PREGNANT women will give birth at home or in “community hubs” run by midwives under a radical shake-up of maternity services being introduced next year.
The far-reaching changes to childbirth in Scotland – piloted across five health boards – will ultimately create a service where, for the most part, expectant mothers should only deliver their babies in a hospital ward with doctor supervision if they face a higher risk of complications.
A key finding of a two-year review conducted by medical and midwifery experts reported in January that less than three per cent of women gave birth at home or in “freestanding midwifery units”.
But many more could safely deliver their babies outwith hospitals because the vast majority do not require that level of specialist medical care.
The Best Start review recommended a new model of care for healthy mothers-to-be which should be midwife led and centred around community hubs which could be “freestanding” or alongside hospitals.
Revealing the plans to The Herald, Health Secretary Shona Robison said they would transform patient care.
“The new model is a fundamentally different way of delivering maternity services that is focused on individualised, person centred care and continuity of carer,” she said.
“The community hub model will see most midwives working in the community, however there will always be women who require to be in hospital during their pregnancy or after birth and therefore maternity wards will remain.”
Ms Robison’s department said the hubs would provide teams in antenatal and postnatal care, which would include midwife, obstetrician, and other health professionals.
Community hubs may have birthing facilities but will not include maternity theatres.
Midwives believe the new model will offer mothers more choice but the changes may prove controversial given that women delivered in doctor-led wards since the 1960s.

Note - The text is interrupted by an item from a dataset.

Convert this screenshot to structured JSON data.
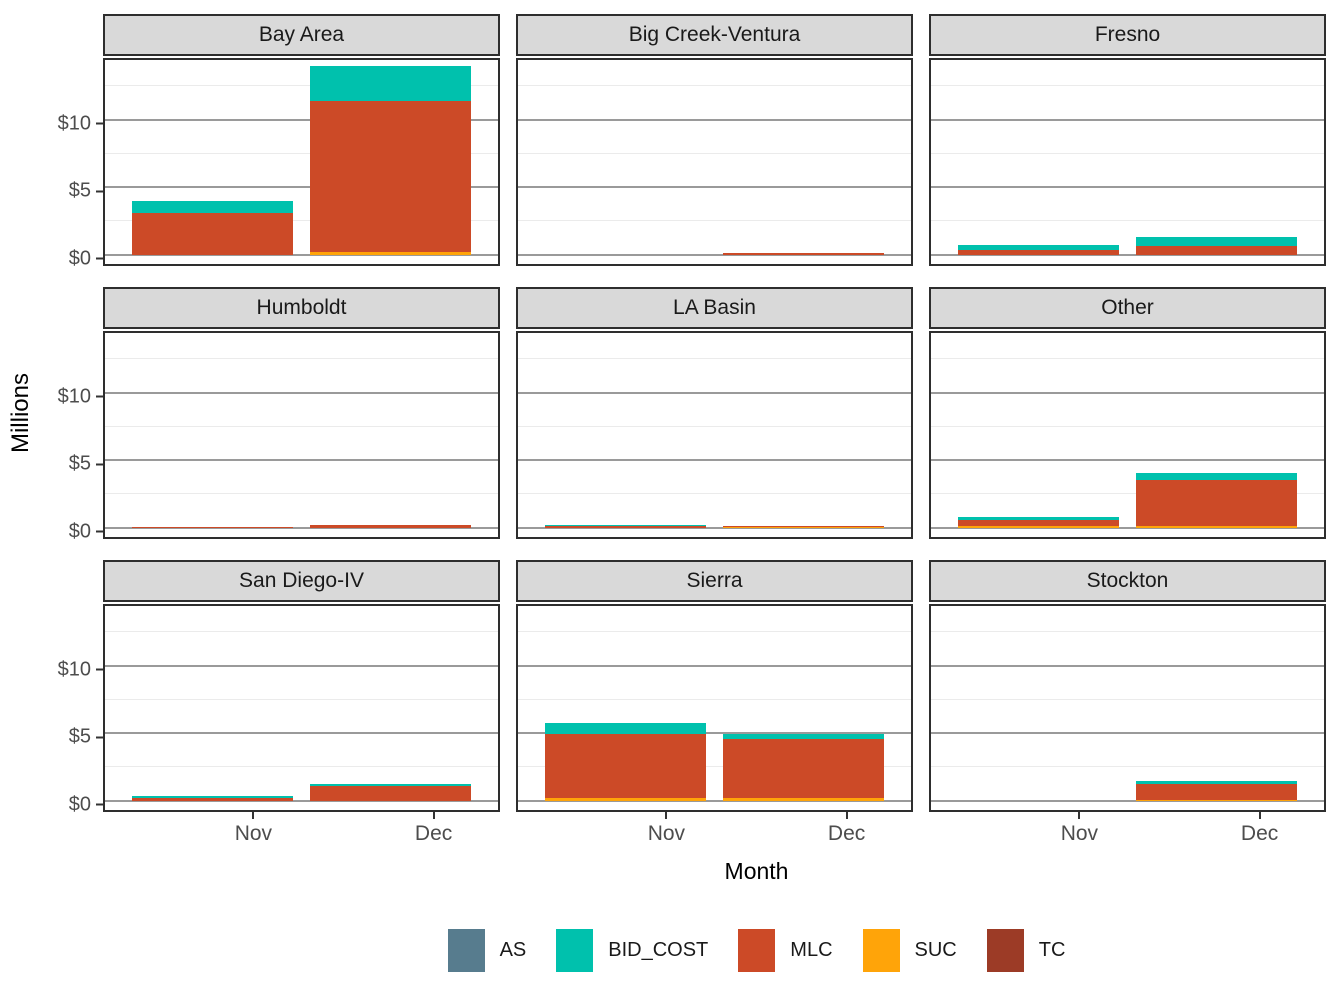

Mary Ross-Davie, director for Scotland of the Royal College of Midwives (RCM), said one major study looking at the outcomes of 64,000 births found that midwife-led units was the “best option” and let to “fewer medical interventions”.

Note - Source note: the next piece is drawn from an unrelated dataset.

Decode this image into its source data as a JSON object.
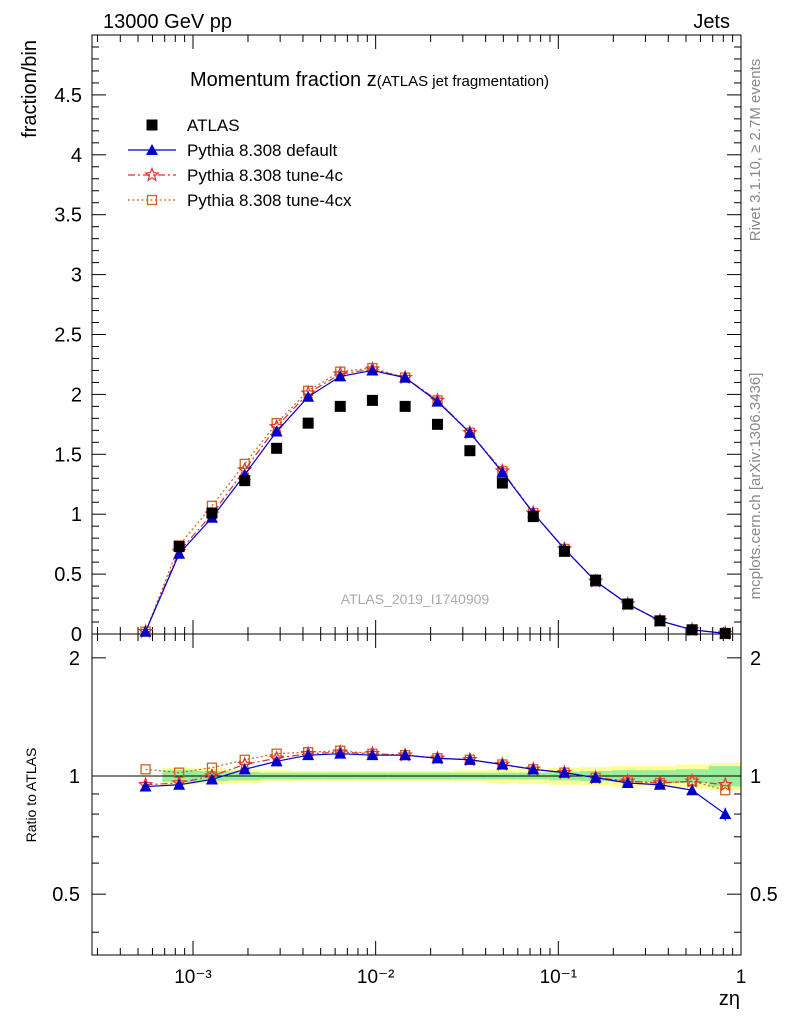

She said: “We have midwives who have very good training and education and can pick up on problems as they emerge and respond to them.
“Sometimes if someone is in labour you get early warning signs that things aren’t going quite to plan and in that case the decision would be made to transfer the patient to a consultant led unit.”
Doctors would not normally be present when women were giving birth at the midwife centres but would visit the facilities to provide clinics.
If complications arose requiring a C-section, the mother would be transferred to a hospital, said Ms Ross-Davie.
Outlining the current situation, the Best Start review said: “Those women with a previous vaginal birth and without complications, should be encouraged to consider home birth as an option… It is expected that, over time, this will lead to an increasing number of women being supported to have midwife-only care and a decreasing rate of intervention.”
Asked about the inevitable resistance to the plans, Ms Ross-Davie said: “Giving birth is very culturally defined and if women only see and hear about births in hospitals they believe that is the normal place to be.
“So midwives will be helping women look at what giving birth in different care settings means. We know there are many women who would like to give birth at home and they haven’t felt supported to do that.”
She added that studies have found that given the option around 40 per cent of women would like to give birth in a midwife care setting.
The five health boards piloting the maternity changes – NHS Forth Valley, Highland, Lanarkshire, Lothian and the Clyde area within NHS Greater Glasgow and Clyde – will begin to roll out the new model of service next year and they will assess whether it can be implemented in existing facilities.
Scottish Conservative shadow health secretary Miles Briggs cautiously welcomed the plan.
“If a woman would prefer to give birth in a community setting, and the health board can make that work safely, then it is worth pursuing,” he said.
But he added: “What can’t be allowed to happen is for this to be a cost-cutting exercise which puts the wellbeing of mother and baby in jeopardy."
“We know money and resources are tight and that some maternity units are overstretched.
“But this is not an area where corners can be cut.”